Une messe a été dite par l’archevêque de Malte, Charles Scicluna, lors d’une cérémonie interdite à la presse. / ALESSANDRO BIANCHI / REUTERS

Après l’onde de choc suscitée par son assassinat, ils ont voulu lui rendre un dernier hommage. Des centaines de personnes se sont rassemblées, vendredi 3 novembre, à Malte pour les funérailles de la journaliste et blogueuse anticorruption Daphne Caruana Galizia.

La cérémonie s’est déroulée dans le grand sanctuaire chrétien de Mosta, non loin du domicile et du lieu où la journaliste, âgée de 53 ans, a trouvé la mort dans l’explosion de sa voiture piégée, le 16 octobre.

Une messe a été dite par l’archevêque de Malte, Charles Scicluna, lors de cette cérémonie interdite à la presse. « Nous sommes ici pour prier pour Daphne, victime de la violence meurtrière qui a ôté la vie à une femme, une mère, une journaliste », a déclaré Mgr Scicluna dans son homélie.

Malte, une « île mafia »

Une fois la cérémonie achevée, l’assistance a longuement applaudi le cercueil à sa sortie de l’église, y jetant des fleurs et criant « Merci Daphne » et « Nous voulons justice », avant l’enterrement dans la crypte familiale. Peu de personnalités ont assisté à ces funérailles, à l’exception du président du Parlement européen, Antonio Tajani.

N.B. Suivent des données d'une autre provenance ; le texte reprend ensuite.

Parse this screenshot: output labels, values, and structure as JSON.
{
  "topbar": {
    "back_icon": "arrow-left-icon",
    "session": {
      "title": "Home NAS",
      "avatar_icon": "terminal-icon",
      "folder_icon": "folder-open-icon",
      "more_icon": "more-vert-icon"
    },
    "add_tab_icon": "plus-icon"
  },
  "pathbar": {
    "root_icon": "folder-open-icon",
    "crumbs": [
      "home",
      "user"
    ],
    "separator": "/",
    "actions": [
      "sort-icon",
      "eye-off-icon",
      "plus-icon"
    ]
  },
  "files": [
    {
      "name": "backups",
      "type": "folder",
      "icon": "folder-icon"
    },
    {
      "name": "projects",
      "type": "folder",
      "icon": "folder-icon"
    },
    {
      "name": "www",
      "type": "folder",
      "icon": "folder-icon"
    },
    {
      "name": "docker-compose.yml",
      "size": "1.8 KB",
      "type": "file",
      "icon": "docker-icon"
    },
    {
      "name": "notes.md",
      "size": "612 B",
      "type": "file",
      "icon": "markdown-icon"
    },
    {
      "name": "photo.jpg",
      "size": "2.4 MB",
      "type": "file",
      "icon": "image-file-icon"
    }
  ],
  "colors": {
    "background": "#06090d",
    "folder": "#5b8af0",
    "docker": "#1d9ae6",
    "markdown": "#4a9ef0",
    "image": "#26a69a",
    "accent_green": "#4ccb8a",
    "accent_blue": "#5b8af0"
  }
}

Mme Caruana Galizia enquêtait sur des scandales de corruption et des affaires de blanchiment d’argent et de trafic d’influence quand une bombe placée sous sa voiture l’a tuée à la mi-octobre.

Elle avait notamment révélé en avril que l’épouse du premier ministre maltais, Joseph Muscat, était la bénéficiaire d’une société-écran au Panama, appelée Egrant, au sein de laquelle 1 million de dollars avait été déposé par l’Azerbaïdjan. Ces accusations ont été démenties par le premier ministre et sa femme. Après sa mort, ses fils ont réclamé la démission de M. Muscat, l’accusant d’avoir créé une culture d’impunité ayant transformé Malte en « île mafia ».

Une enquête « indépendante et approfondie »

Cet attentat, quasi inédit dans un pays de l’Union européenne, a profondément choqué en Europe et au-delà. « Aujourd’hui, le monde est en deuil de Daphne Caruana Galizia », a ainsi dit, vendredi, la Commission européenne, qui a mis en berne le drapeau européen à Bruxelles et partout dans le monde. Elle a également réitéré sa demande d’une enquête « indépendante et approfondie ».

Le gouvernement maltais a décidé de proclamer vendredi journée de deuil national, affirmant qu’« aucune attaque à l’encontre de la liberté d’expression n’est admise dans la démocratie maltaise ».

La presse internationale s’est également mobilisée. Huit grands médias européens, dont Le Monde, ont demandé dans une lettre ouverte à la Commission européenne l’ouverture d’une « enquête indépendante » sur l’assassinat de Daphne Caruana Galizia.

« Il ne faut pas laisser les assassins de Daphne parvenir à étouffer son enquête sur la corruption au sein des plus hautes sphères à Malte », affirment les signataires, qui soulignent que la Commission elle-même avait critiqué l’emprise sans équivalent au sein de l’Union européenne des partis politiques locaux sur les médias maltais.